Now, I know my boss wants to be alerted when when new deals come in. So, you know, out of this visualization, I can create alerts. In fact, out of any visualization I can, this bell icon allows me to get access to a wizard that I can define these alerts based on any charted item. So I’m gonna choose a summary number, which is my amount of deals that come in by day. And if it increases by one, I want to send her a message. I’ll click on next. this is a configurable message, it’s appropriate for now. And then, you know, I can select her from a user list and send it out to her. I’ll save this. I won’t send it out to her just yet. I’ll just save it for myself. And now I will get a message every time a deal is closed and I can act on it.
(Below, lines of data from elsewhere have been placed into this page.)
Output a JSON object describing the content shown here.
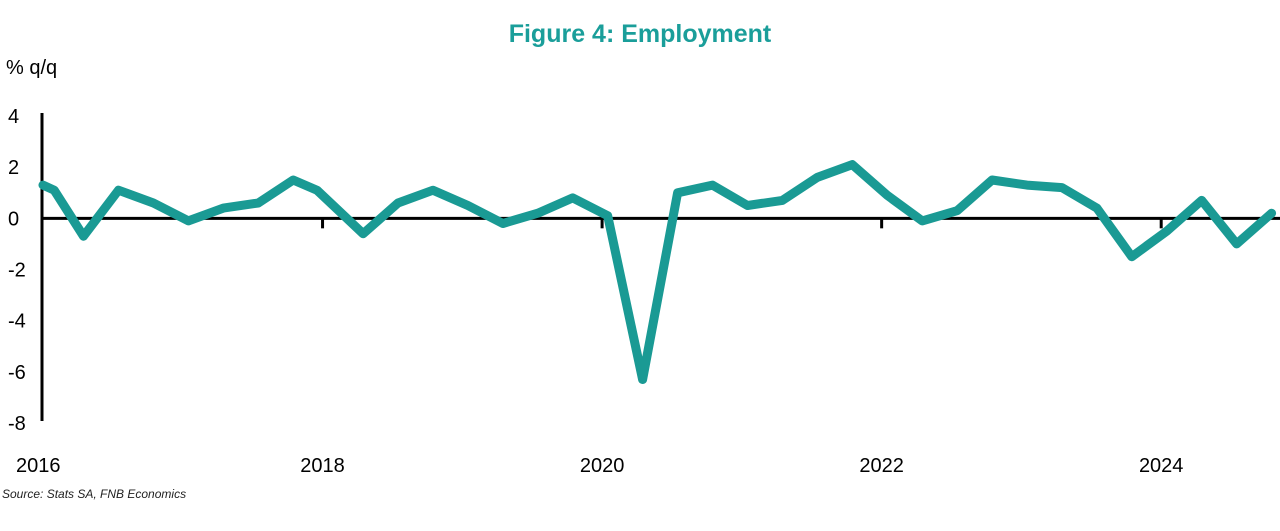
{
  "chart_data": {
    "type": "line",
    "title": "Figure 4: Employment",
    "ylabel": "% q/q",
    "source": "Source: Stats SA, FNB Economics",
    "ylim": [
      -8,
      4
    ],
    "yticks": [
      "4",
      "2",
      "0",
      "-2",
      "-4",
      "-6",
      "-8"
    ],
    "ytick_values": [
      4,
      2,
      0,
      -2,
      -4,
      -6,
      -8
    ],
    "xlim": [
      2016,
      2024.85
    ],
    "xticks": [
      "2016",
      "2018",
      "2020",
      "2022",
      "2024"
    ],
    "xtick_values": [
      2016,
      2018,
      2020,
      2022,
      2024
    ],
    "color": "#1a9a94",
    "series": [
      {
        "x": [
          2016.0,
          2016.08,
          2016.29,
          2016.54,
          2016.79,
          2017.04,
          2017.29,
          2017.54,
          2017.79,
          2017.96,
          2018.29,
          2018.54,
          2018.79,
          2019.04,
          2019.29,
          2019.54,
          2019.79,
          2020.04,
          2020.29,
          2020.54,
          2020.79,
          2021.04,
          2021.29,
          2021.54,
          2021.79,
          2022.04,
          2022.29,
          2022.54,
          2022.79,
          2023.04,
          2023.29,
          2023.54,
          2023.79,
          2024.04,
          2024.29,
          2024.54,
          2024.79
        ],
        "values": [
          1.3,
          1.1,
          -0.7,
          1.1,
          0.6,
          -0.1,
          0.4,
          0.6,
          1.5,
          1.1,
          -0.6,
          0.6,
          1.1,
          0.5,
          -0.2,
          0.2,
          0.8,
          0.1,
          -6.3,
          1.0,
          1.3,
          0.5,
          0.7,
          1.6,
          2.1,
          0.9,
          -0.1,
          0.3,
          1.5,
          1.3,
          1.2,
          0.4,
          -1.5,
          -0.5,
          0.7,
          -1.0,
          0.2
        ]
      }
    ]
  }
}
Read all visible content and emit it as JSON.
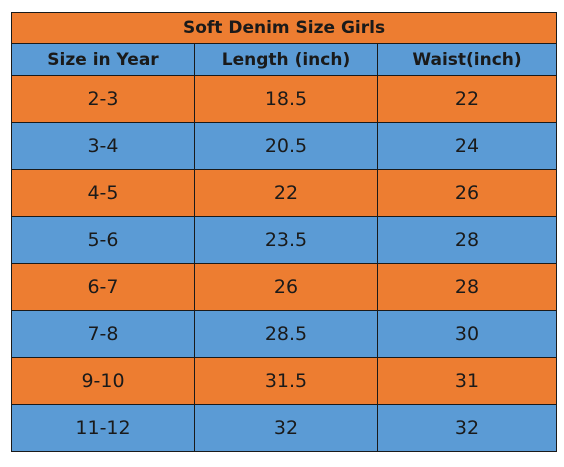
{
  "table": {
    "title": "Soft Denim Size Girls",
    "headers": [
      "Size in Year",
      "Length (inch)",
      "Waist(inch)"
    ],
    "rows": [
      [
        "2-3",
        "18.5",
        "22"
      ],
      [
        "3-4",
        "20.5",
        "24"
      ],
      [
        "4-5",
        "22",
        "26"
      ],
      [
        "5-6",
        "23.5",
        "28"
      ],
      [
        "6-7",
        "26",
        "28"
      ],
      [
        "7-8",
        "28.5",
        "30"
      ],
      [
        "9-10",
        "31.5",
        "31"
      ],
      [
        "11-12",
        "32",
        "32"
      ]
    ]
  },
  "colors": {
    "orange": "#ed7d31",
    "blue": "#5b9bd5",
    "border": "#1a1a1a",
    "text": "#1a1a1a"
  }
}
And then certainly she can act on it as well if she cr creates an alert for herself. So there you have it. Well, I hope I’ve demonstrated how easy it is for non-technical users to leverage the massive amounts of data that can be exposed by the Dremio Lakehouse. We can also eliminate bottlenecks and delivering valuable intelligence to business users even if that data doesn’t currently reside in the lake house. So in a lot of organizations, this type of agility is necessary to remain competitive in a challenging business environment. Well, thanks again, and I’ll pass it back to Mohamed for some closing comments.

Mohammed Aaser:

Excellent, thank you so much. Ron. I’m just gonna go ahead and I know we’re getting close on time. I wanna make sure that we can get to q and a. I just wanna do a quick summary of some of the things that that I’ve heard that I heard and that we discussed. One is that, you know, organizations have made huge investments in, into data, and many have seen results, but often the needs continue to outstrip the capacity of that 3%, that 97%. Those line of business teams, they’re often closest to the problems. They have their own data and they have often, they have difficulty tapping into all the great investments that the 3% have made. And so Domo, as you’ve seen today, truly enables that complete self-service data journey, empowering the 97% to use fresh and updated data sources from the Lakehouse as well as their other data sources to solve problems rapidly. And these empowered business users, I gave you examples or shared examples of these data athletes. They’ve had huge impact on the organization’s bottom line. And for many of us here in, in this audience, I think we are the tech and often data leaders in our organizations. And Domo is one of those key enablers that, you know, when you marry it with platforms like Dremio that truly transform the company and that help elevate all of the great investments that your teams have made. So with that, I want to thank you.